07/29/2005 03:54:29 AM · #2
Past approx 13.6mm is irrelevant. The MTF charts for the EF-S Canon lenses stop at 13mm because of the sensor size.
Good old Pythagoras...
The sensors are 22.7mm x 15.1mm in a 300D. Therefore the horizontal distance from centre to edge is 11.35mm and vertical is 7.55mm. Square both of them and add them together. Then square root the result. You get 13.63mm so it's 13.63mm from the centre of the CMOS to the corner.

Hope that's a help - if not, then the answer's essentially 13.6mm!

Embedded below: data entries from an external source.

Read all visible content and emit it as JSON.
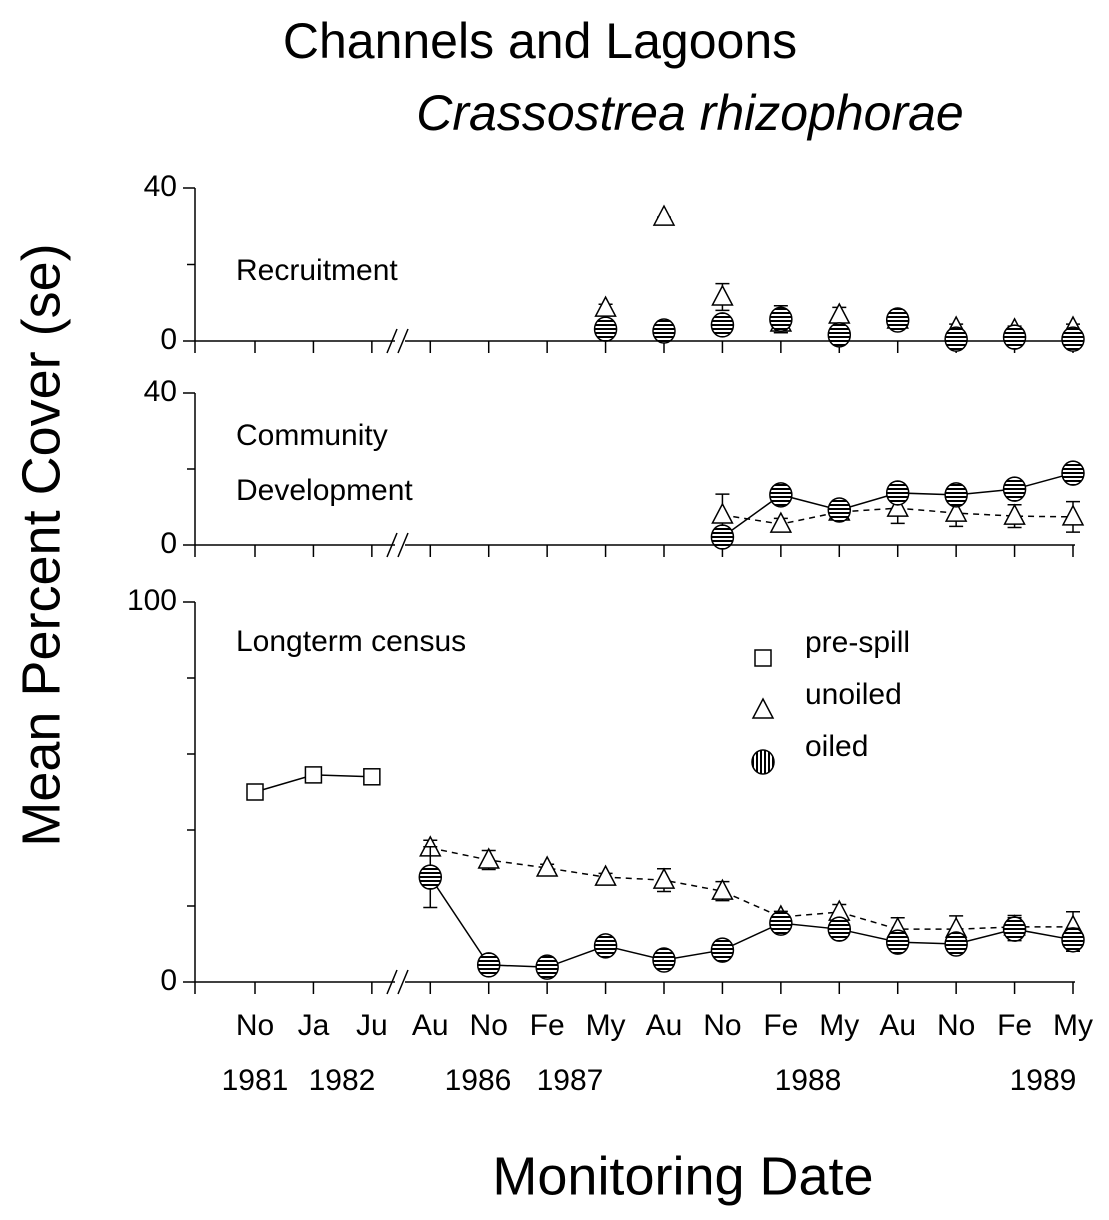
{
  "title": "Channels and Lagoons",
  "subtitle": "Crassostrea rhizophorae",
  "y_label": "Mean Percent Cover (se)",
  "x_axis": {
    "label": "Monitoring Date",
    "categories": [
      "No",
      "Ja",
      "Ju",
      "Au",
      "No",
      "Fe",
      "My",
      "Au",
      "No",
      "Fe",
      "My",
      "Au",
      "No",
      "Fe",
      "My"
    ],
    "years": [
      "1981",
      "1982",
      "1986",
      "1987",
      "1988",
      "1989"
    ]
  },
  "chart_data": [
    {
      "type": "scatter",
      "title": "Recruitment",
      "ylim": [
        0,
        40
      ],
      "yticks": [
        0,
        40
      ],
      "minor_yticks": [
        20
      ],
      "legend": false,
      "series": [
        {
          "name": "unoiled",
          "color": "#000",
          "marker": "triangle",
          "line": false,
          "dashed": true,
          "values": [
            null,
            null,
            null,
            null,
            null,
            null,
            8.6,
            32.4,
            11.5,
            4.7,
            6.8,
            5.5,
            3.4,
            2.9,
            3.4
          ],
          "errors": [
            null,
            null,
            null,
            null,
            null,
            null,
            1,
            0,
            3.5,
            2.5,
            2,
            1.5,
            1,
            1,
            1
          ]
        },
        {
          "name": "oiled",
          "color": "#000",
          "marker": "circle",
          "line": false,
          "dashed": false,
          "values": [
            null,
            null,
            null,
            null,
            null,
            null,
            3.1,
            2.6,
            4.2,
            5.7,
            1.6,
            5.5,
            0.5,
            1,
            0.5
          ],
          "errors": [
            null,
            null,
            null,
            null,
            null,
            null,
            2,
            1,
            1.5,
            3.5,
            1.5,
            2.5,
            1,
            2,
            1.5
          ]
        }
      ]
    },
    {
      "type": "line",
      "title": [
        "Community",
        "Development"
      ],
      "ylim": [
        0,
        40
      ],
      "yticks": [
        0,
        40
      ],
      "minor_yticks": [
        20
      ],
      "legend": false,
      "series": [
        {
          "name": "unoiled",
          "color": "#000",
          "marker": "triangle",
          "line": true,
          "dashed": true,
          "values": [
            null,
            null,
            null,
            null,
            null,
            null,
            null,
            null,
            7.9,
            5.5,
            8.7,
            9.7,
            8.4,
            7.6,
            7.4
          ],
          "errors": [
            null,
            null,
            null,
            null,
            null,
            null,
            null,
            null,
            5.5,
            1.5,
            1.5,
            4,
            3.5,
            3,
            4
          ]
        },
        {
          "name": "oiled",
          "color": "#000",
          "marker": "circle",
          "line": true,
          "dashed": false,
          "values": [
            null,
            null,
            null,
            null,
            null,
            null,
            null,
            null,
            2.1,
            13.2,
            9.2,
            13.7,
            13.2,
            14.7,
            18.9
          ],
          "errors": [
            null,
            null,
            null,
            null,
            null,
            null,
            null,
            null,
            1.5,
            1.5,
            1,
            1,
            1,
            1,
            1
          ]
        }
      ]
    },
    {
      "type": "line",
      "title": "Longterm census",
      "ylim": [
        0,
        100
      ],
      "yticks": [
        0,
        100
      ],
      "minor_yticks": [
        20,
        40,
        60,
        80
      ],
      "legend": true,
      "series": [
        {
          "name": "pre-spill",
          "color": "#000",
          "marker": "square",
          "line": true,
          "dashed": false,
          "values": [
            50,
            54.5,
            54,
            null,
            null,
            null,
            null,
            null,
            null,
            null,
            null,
            null,
            null,
            null,
            null
          ],
          "errors": [
            1,
            1,
            1,
            null,
            null,
            null,
            null,
            null,
            null,
            null,
            null,
            null,
            null,
            null,
            null
          ]
        },
        {
          "name": "unoiled",
          "color": "#000",
          "marker": "triangle",
          "line": true,
          "dashed": true,
          "values": [
            null,
            null,
            null,
            35.3,
            32.1,
            30,
            27.6,
            26.8,
            23.9,
            17.1,
            18.4,
            13.9,
            13.9,
            14.5,
            14.5
          ],
          "errors": [
            null,
            null,
            null,
            2,
            2.5,
            1,
            1,
            3,
            2.5,
            1.5,
            2,
            3,
            3.5,
            3,
            4
          ]
        },
        {
          "name": "oiled",
          "color": "#000",
          "marker": "circle",
          "line": true,
          "dashed": false,
          "values": [
            null,
            null,
            null,
            27.6,
            4.5,
            3.9,
            9.5,
            5.8,
            8.4,
            15.5,
            13.9,
            10.5,
            10,
            13.9,
            11.1
          ],
          "errors": [
            null,
            null,
            null,
            8,
            1,
            1,
            1,
            1,
            1,
            1.5,
            1.5,
            2,
            1.5,
            3,
            3
          ]
        }
      ]
    }
  ]
}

07/29/2005 05:15:03 AM · #3
Richard's math is correct; he's just missing the "divide by two" after taking the square root :-)
Remember that good lenses are likely to far outlast your camera body; consider your lenses a long-term investment. If you feel you may ever move up to a camera with a larger sensor, consider that in the purchase decision. Also, remember that Canon's posted MTF graphs are theoretical, based on a software model of the lens design, and not on testing of an actual unit. As such, they represent what the lens *can* achieve, not necessarily what it *will* achieve. That said, I find them useful and a decent indicator of performance, though they really only tell you about sharpness and contrast.
07/29/2005 05:27:29 AM · #4
PhotoDo, although no longer updated, wraps up real-world MTF results into a single score, which is very useful in evaluating the quality of older lenses, and extrapolating for newer lenses.
07/29/2005 06:49:46 AM · #5
Originally posted by kirbic:

Richard's math is correct; he's just missing the "divide by two" after taking the square root :-)

No, I divided the sensor by two at the very beginning to describe the horizontal and vertical distances from the centre of the sensor to the edges. Thus basically constructing my Pythagoras triangle within a quarter of the sensor.

GCSE's were useful for something - hoorah!